Step 2: Select the logical or physical hard drive that contains your lost data. (A logical drive means a partition or virtual drive and a physical drive means a whole hard drive. Some drives are divided in to multiple partitions. )Click ‘Scan’ to deeply search for lost data.
Step 3: Select the files list on the taskbar and click ‘Recover’ to start data recovery.
Step 4: Select a path for the recovered files. Click ‘OK’ to complete recovery.
If the hard drive can’t be detected by your computer, you can try this way.
Put the hard drive in a plastic bag to be compatible for the freezer. Freezing sometimes works to revive a dying hard drive, at least for a short time(Probable just about 20 minutes), but be sure that the bag is sealed tightly so that condensation and ice crystals don't form. Put it in your freezer for 24 hours that will do the trick. While it’s still cold, plug it into your computer.

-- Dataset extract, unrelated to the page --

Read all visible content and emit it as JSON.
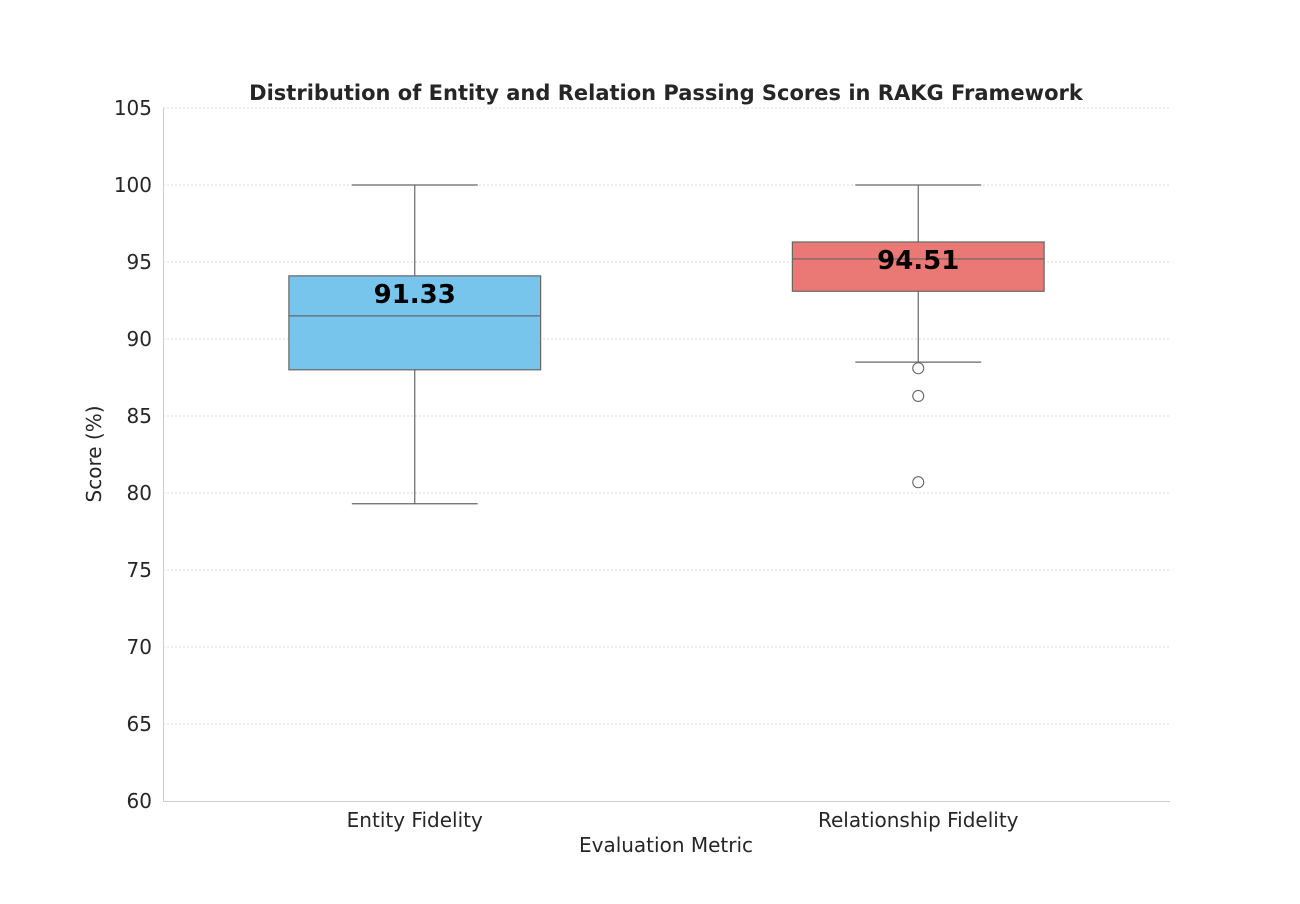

Check to see if the hard drive shows up. If it does, quickly go to where your data is stored and transfer it over to another drive. Once the drive warms up, you may be unable to access your data again. If it still doesn't boot, send it to professionals.

There is no guarantee that any of these methods will work. You may still lose your data. The only way to prevent data loss when dealing with computers is to make backups of important data on an external hard drive or flash drive.

Recovering hard drive data can be a difficult and complex task. You may want to bring the hard drive to a professional data recovery company which will cost you $1000 or more. This is a pricey way that is no guarantee for data recovery. But if the lost data is valuable, it may be a better option than do it yourself.

Tips: With enough effort you can probably find freeware or shareware to recover any hard drive. But commercial software distributors can usually charge the prices they charge because their software does the job better and more quickly.